Every BST is built from nodes. Each node stores a value and has two pointers: one to the left child and one to the right child.

Python

class TreeNode:
    def __init__(self, val=0, left=None, right=None):
        self.val = val
        self.left = left
        self.right = right

Each TreeNode holds its value and two optional children. A leaf node simply has None for both children.

Java

class TreeNode {
    int val;
    TreeNode left;
    TreeNode right;

    TreeNode(int val) {
        this.val = val;
        this.left = null;
        this.right = null;
    }
}

C++

struct TreeNode {
    int val;
    TreeNode* left;
    TreeNode* right;
    TreeNode(int x) : val(x), left(nullptr), right(nullptr) {}
};

Inorder Traversal: Getting Sorted Output

Inorder traversal visits nodes in the order: left subtree, current node, right subtree. For a BST, this produces elements in ascending sorted order.
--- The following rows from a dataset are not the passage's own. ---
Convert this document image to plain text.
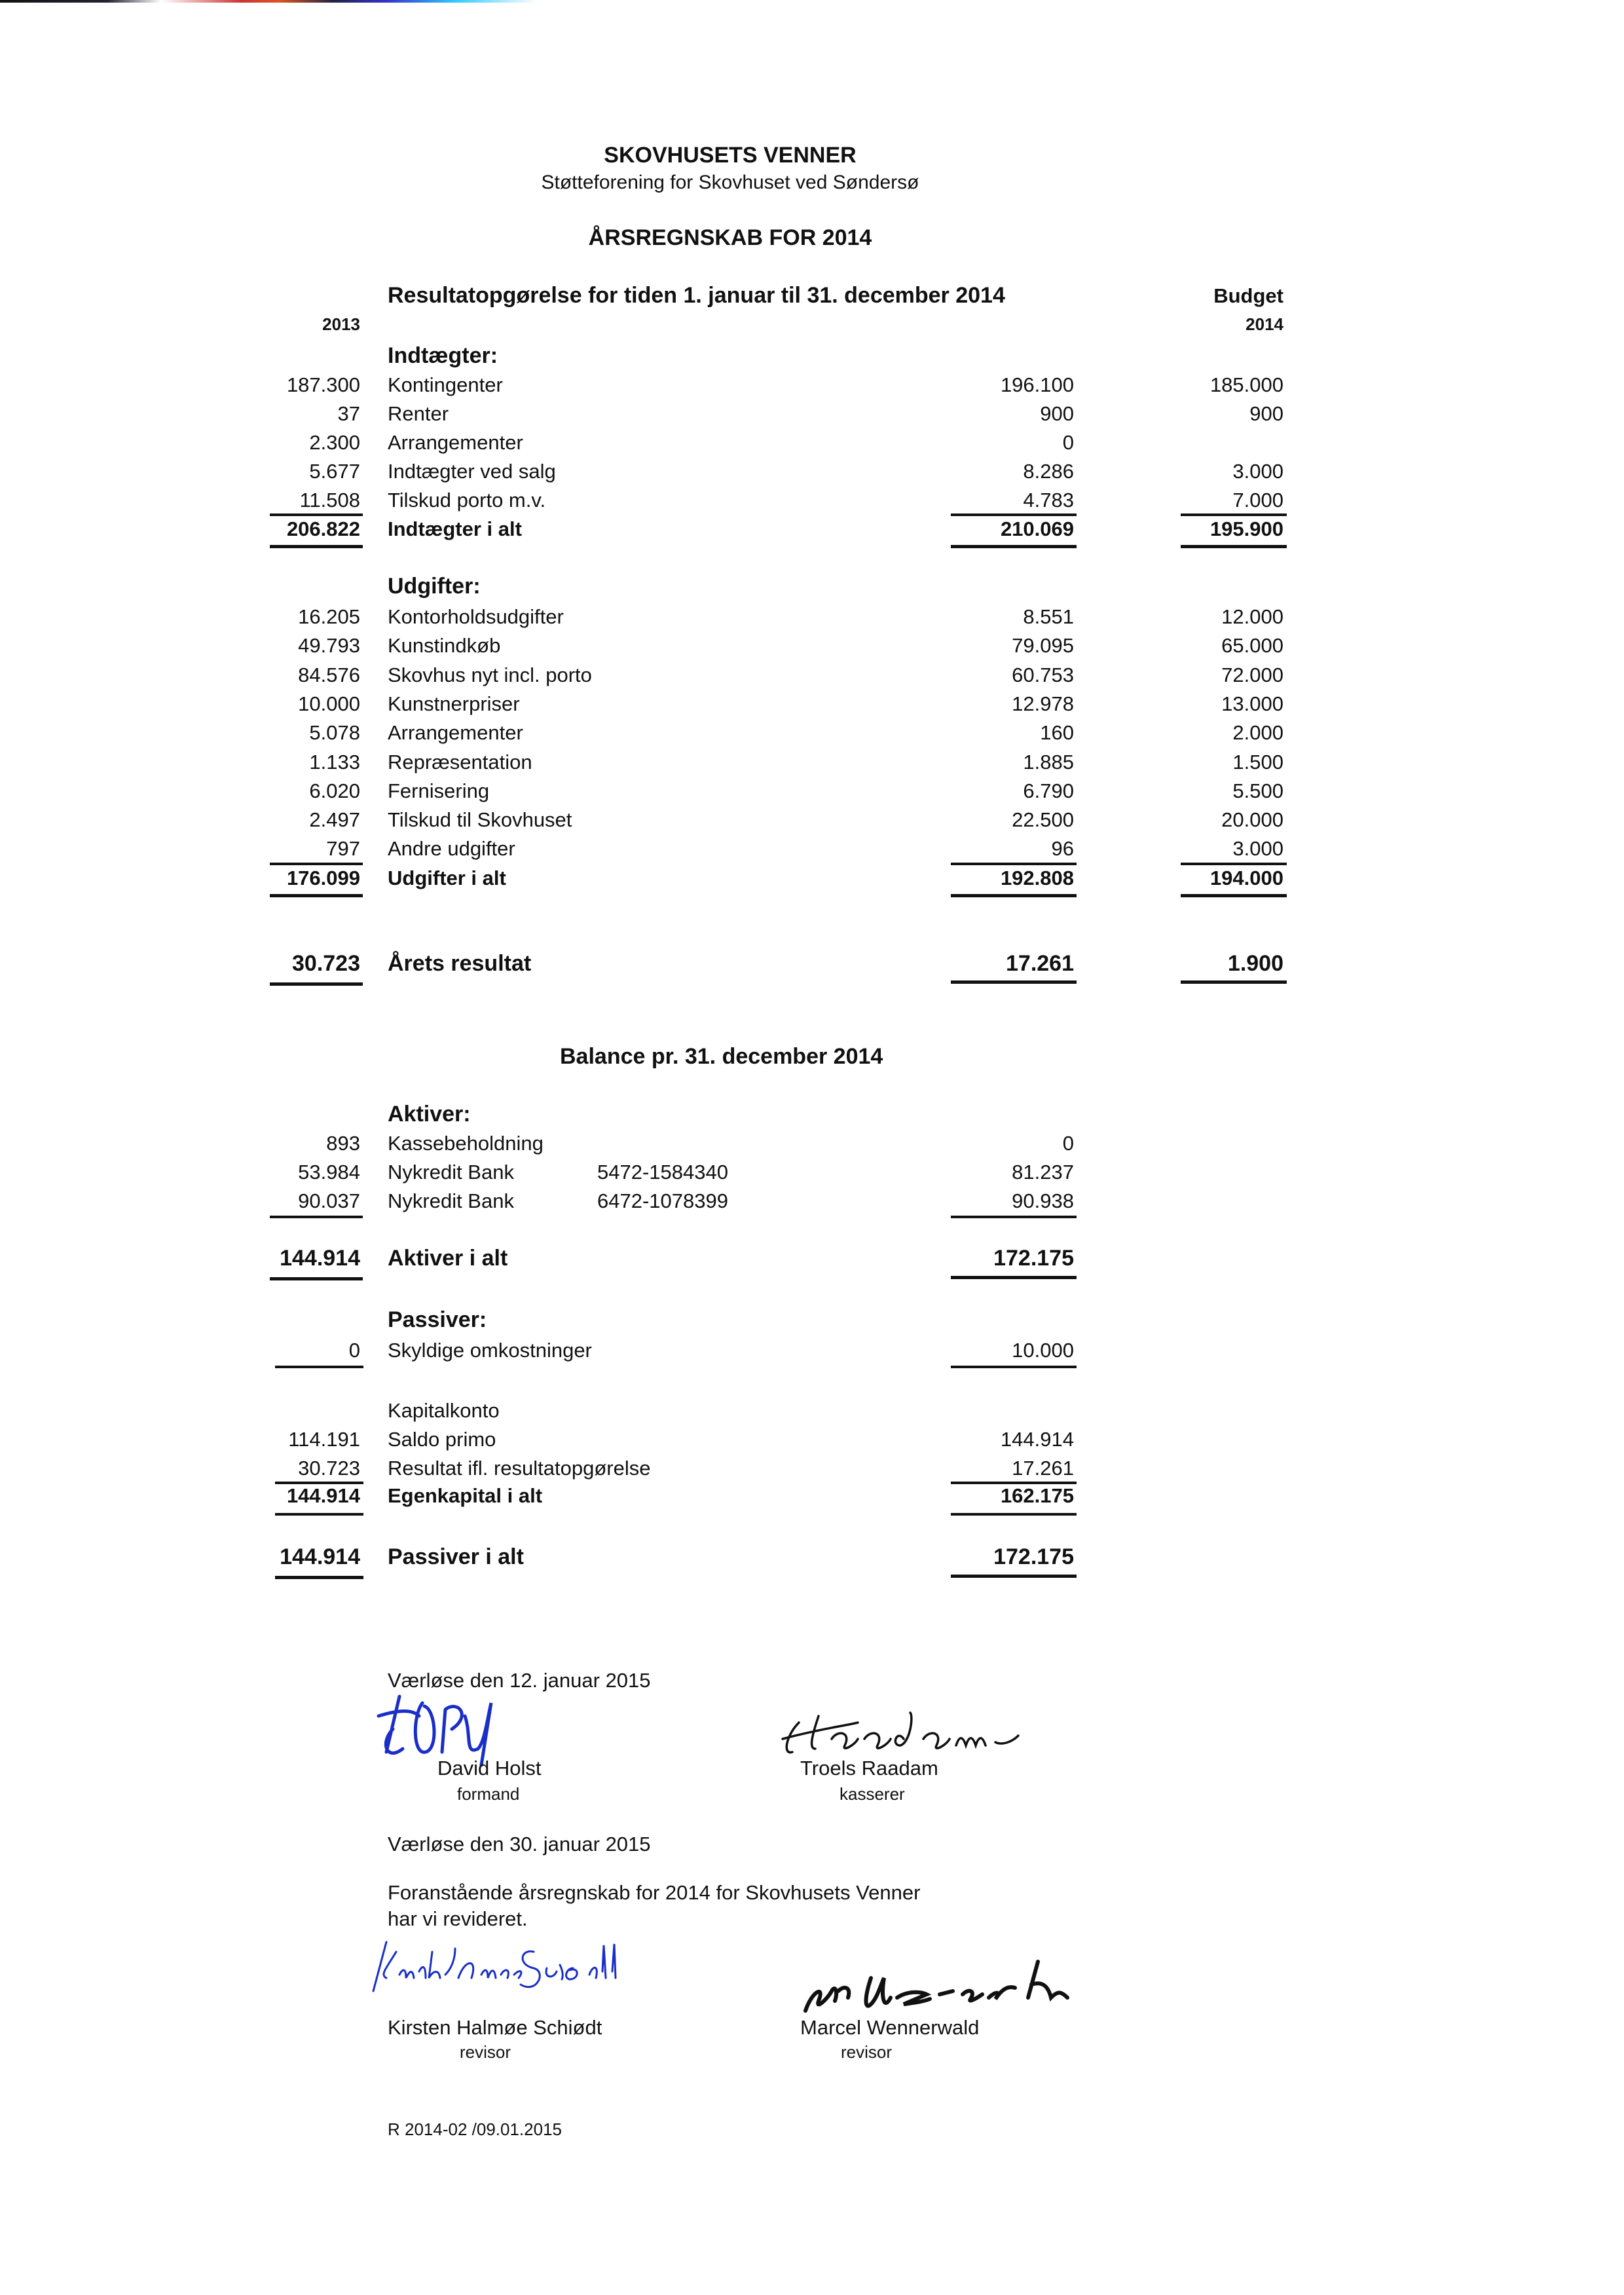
SKOVHUSETS VENNER
Støtteforening for Skovhuset ved Søndersø
ÅRSREGNSKAB FOR 2014
Resultatopgørelse for tiden 1. januar til 31. december 2014
2013
Budget
2014
Indtægter:
187.300 Kontingenter	196.100	185.000
37 Renter	900	900
2.300 Arrangementer	0
5.677 Indtægter ved salg	8.286	3.000
11.508 Tilskud porto m.v.	4.783	7.000
206.822 Indtægter i alt	210.069	195.900
Udgifter:
16.205 Kontorholdsudgifter	8.551	12.000
49.793 Kunstindkøb	79.095	65.000
84.576 Skovhus nyt incl. porto	60.753	72.000
10.000 Kunstnerpriser	12.978	13.000
5.078 Arrangementer	160	2.000
1.133 Repræsentation	1.885	1.500
6.020 Fernisering	6.790	5.500
2.497 Tilskud til Skovhuset	22.500	20.000
797 Andre udgifter	96	3.000
176.099 Udgifter i alt	192.808	194.000
30.723 Årets resultat	17.261	1.900
Balance pr. 31. december 2014
Aktiver:
893 Kassebeholdning	0
53.984 Nykredit Bank	5472-1584340	81.237
90.037 Nykredit Bank	6472-1078399	90.938
144.914 Aktiver i alt	172.175
Passiver:
0 Skyldige omkostninger	10.000
Kapitalkonto
114.191 Saldo primo	144.914
30.723 Resultat ifl. resultatopgørelse	17.261
144.914 Egenkapital i alt	162.175
144.914 Passiver i alt	172.175
Værløse den 12. januar 2015
David Holst
formand
Troels Raadam
kasserer
Værløse den 30. januar 2015
Foranstående årsregnskab for 2014 for Skovhusets Venner
har vi revideret.
Kirsten Halmøe Schiødt
revisor
Marcel Wennerwald
revisor
R 2014-02 /09.01.2015
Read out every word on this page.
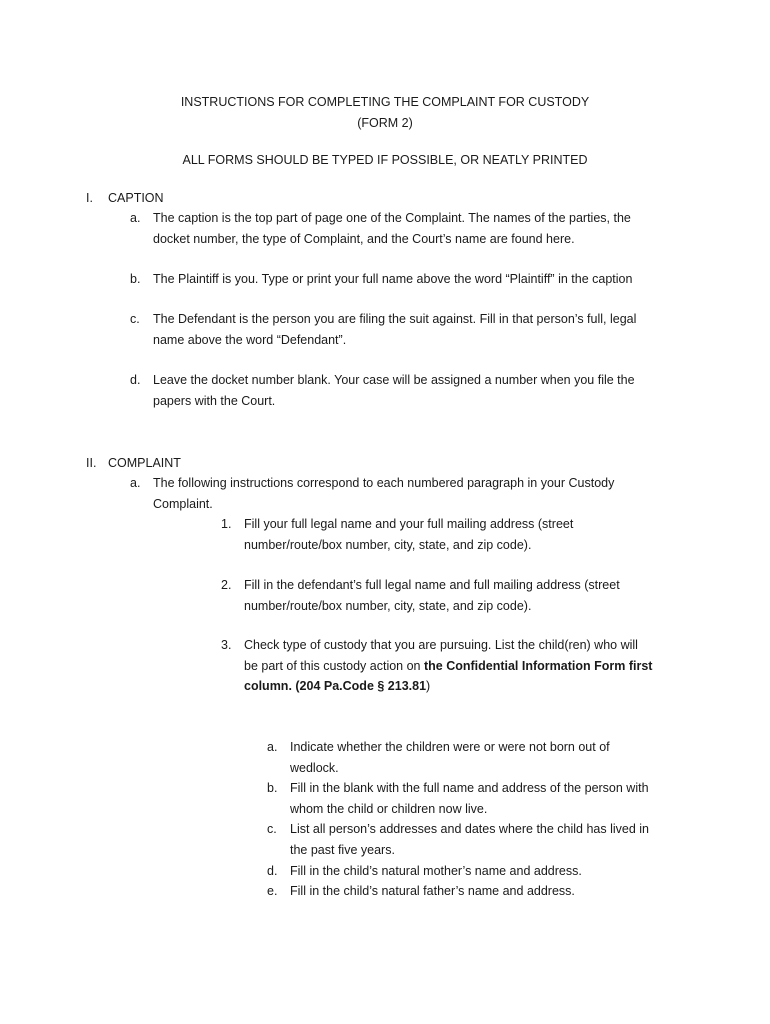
INSTRUCTIONS FOR COMPLETING THE COMPLAINT FOR CUSTODY
(FORM 2)
ALL FORMS SHOULD BE TYPED IF POSSIBLE, OR NEATLY PRINTED
I. CAPTION
a. The caption is the top part of page one of the Complaint. The names of the parties, the
docket number, the type of Complaint, and the Court’s name are found here.
b. The Plaintiff is you. Type or print your full name above the word “Plaintiff” in the caption
c. The Defendant is the person you are filing the suit against. Fill in that person’s full, legal
name above the word “Defendant”.
d. Leave the docket number blank. Your case will be assigned a number when you file the
papers with the Court.
II. COMPLAINT
a. The following instructions correspond to each numbered paragraph in your Custody
Complaint.
1. Fill your full legal name and your full mailing address (street
number/route/box number, city, state, and zip code).
2. Fill in the defendant’s full legal name and full mailing address (street
number/route/box number, city, state, and zip code).
3. Check type of custody that you are pursuing. List the child(ren) who will
be part of this custody action on the Confidential Information Form first
column. (204 Pa.Code § 213.81)
a. Indicate whether the children were or were not born out of
wedlock.
b. Fill in the blank with the full name and address of the person with
whom the child or children now live.
c. List all person’s addresses and dates where the child has lived in
the past five years.
d. Fill in the child’s natural mother’s name and address.
e. Fill in the child’s natural father’s name and address.
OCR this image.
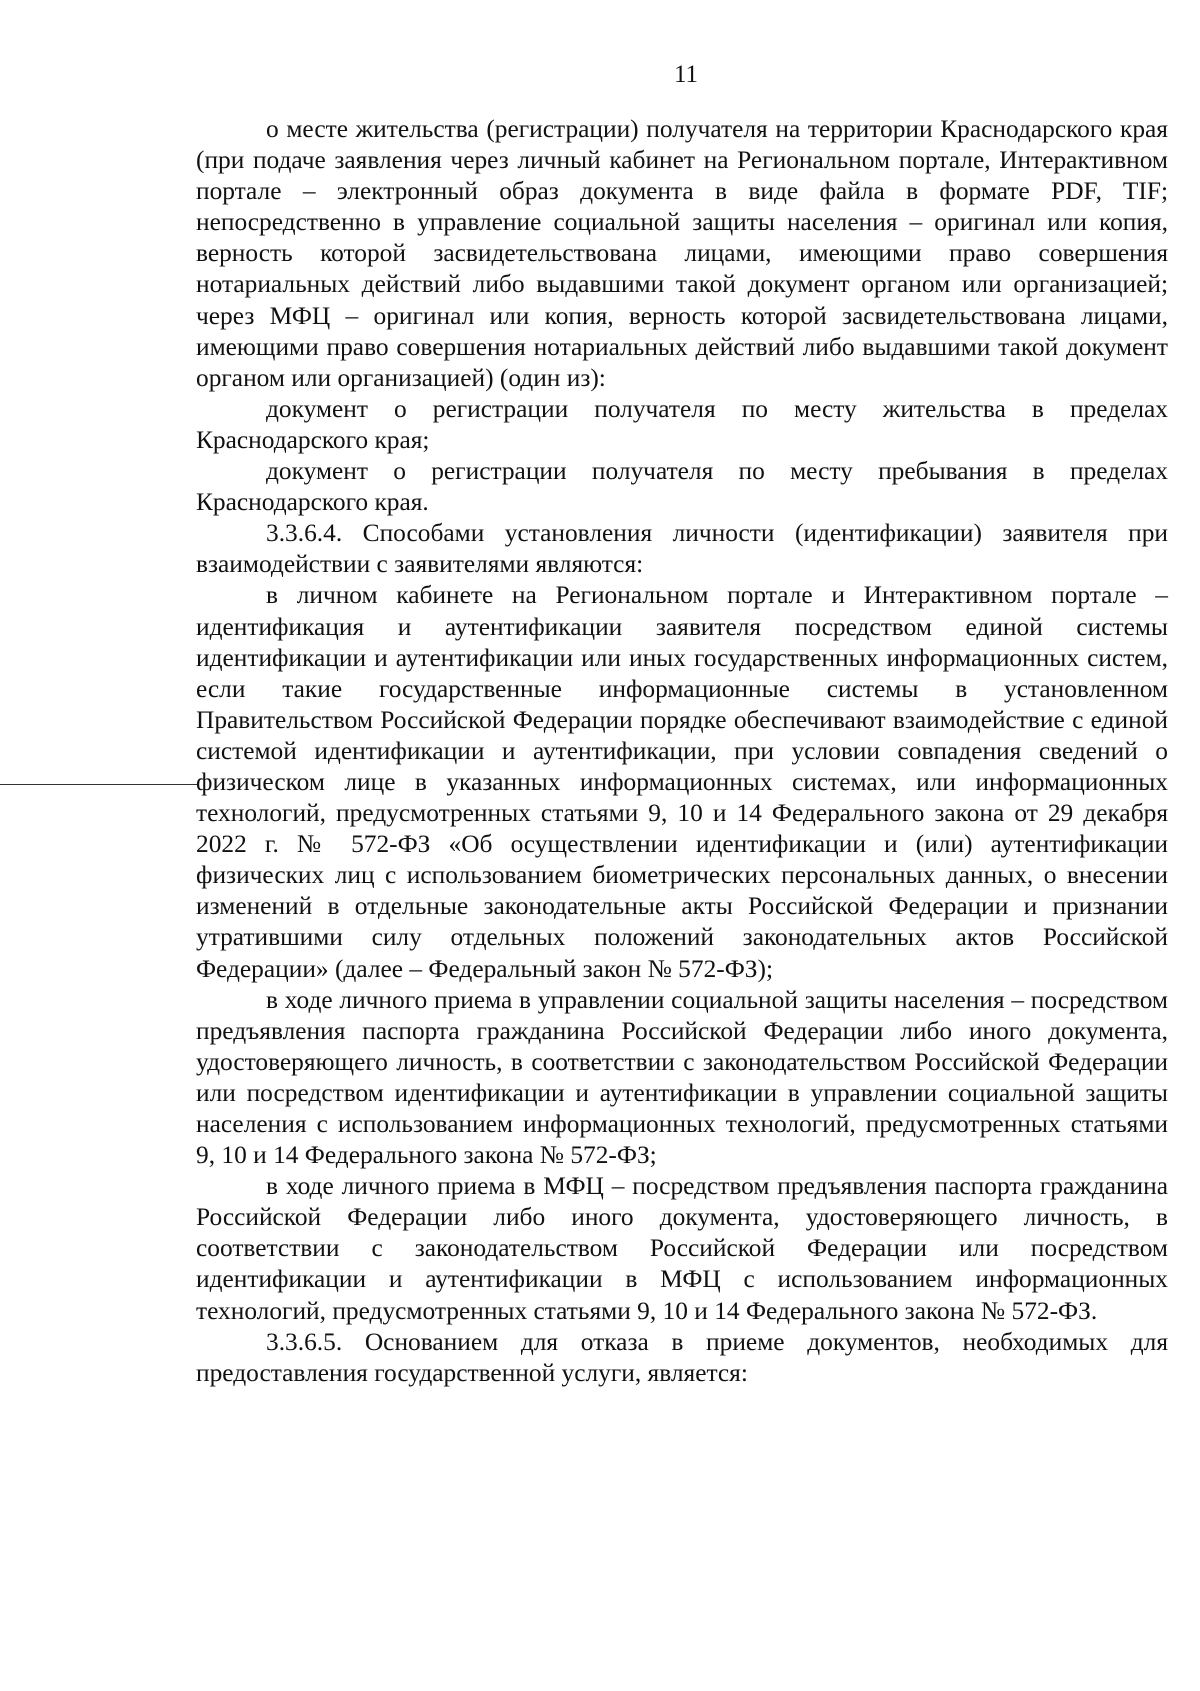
11

о месте жительства (регистрации) получателя на территории Краснодарского края (при подаче заявления через личный кабинет на Региональном портале, Интерактивном портале – электронный образ документа в виде файла в формате PDF, TIF; непосредственно в управление социальной защиты населения – оригинал или копия, верность которой засвидетельствована лицами, имеющими право совершения нотариальных действий либо выдавшими такой документ органом или организацией; через МФЦ – оригинал или копия, верность которой засвидетельствована лицами, имеющими право совершения нотариальных действий либо выдавшими такой документ органом или организацией) (один из):

документ о регистрации получателя по месту жительства в пределах Краснодарского края;

документ о регистрации получателя по месту пребывания в пределах Краснодарского края.

3.3.6.4. Способами установления личности (идентификации) заявителя при взаимодействии с заявителями являются:

в личном кабинете на Региональном портале и Интерактивном портале – идентификация и аутентификации заявителя посредством единой системы идентификации и аутентификации или иных государственных информационных систем, если такие государственные информационные системы в установленном Правительством Российской Федерации порядке обеспечивают взаимодействие с единой системой идентификации и аутентификации, при условии совпадения сведений о физическом лице в указанных информационных системах, или информационных технологий, предусмотренных статьями 9, 10 и 14 Федерального закона от 29 декабря 2022 г. № 572-ФЗ «Об осуществлении идентификации и (или) аутентификации физических лиц с использованием биометрических персональных данных, о внесении изменений в отдельные законодательные акты Российской Федерации и признании утратившими силу отдельных положений законодательных актов Российской Федерации» (далее – Федеральный закон № 572-ФЗ);

в ходе личного приема в управлении социальной защиты населения – посредством предъявления паспорта гражданина Российской Федерации либо иного документа, удостоверяющего личность, в соответствии с законодательством Российской Федерации или посредством идентификации и аутентификации в управлении социальной защиты населения с использованием информационных технологий, предусмотренных статьями 9, 10 и 14 Федерального закона № 572-ФЗ;

в ходе личного приема в МФЦ – посредством предъявления паспорта гражданина Российской Федерации либо иного документа, удостоверяющего личность, в соответствии с законодательством Российской Федерации или посредством идентификации и аутентификации в МФЦ с использованием информационных технологий, предусмотренных статьями 9, 10 и 14 Федерального закона № 572-ФЗ.

3.3.6.5. Основанием для отказа в приеме документов, необходимых для предоставления государственной услуги, является:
Python — Recursive Inorder

def inorder(root):
    result = []
    def traverse(node):
        if not node:
            return
        traverse(node.left)       # Visit left subtree first
        result.append(node.val)   # Then current node
        traverse(node.right)      # Then right subtree
    traverse(root)
    return result

Time: O(n) — visits every node once. Space: O(h) for the call stack, where h is the tree height (O(log n) balanced, O(n) worst case).

Finding the Kth Smallest Element

Since inorder gives sorted output, the kth smallest is simply the kth element in inorder sequence. But we can do better than generating the full list — use an iterative stack and stop early.

Python — Iterative Kth Smallest

def kth_smallest(root, k):
    stack = []
    node = root
    count = 0

    while stack or node:
        while node:
            stack.append(node)    # Push all left descendants
            node = node.left
        node = stack.pop()        # Process the smallest unvisited
        count += 1
        if count == k:            # Found the kth element
            return node.val
        node = node.right         # Move to right subtree

    return None  # k is out of bounds

The inner while node loop pushes the leftmost path onto the stack. Then we pop the smallest, count it, and if it matches k, we return immediately. This avoids visiting the entire tree.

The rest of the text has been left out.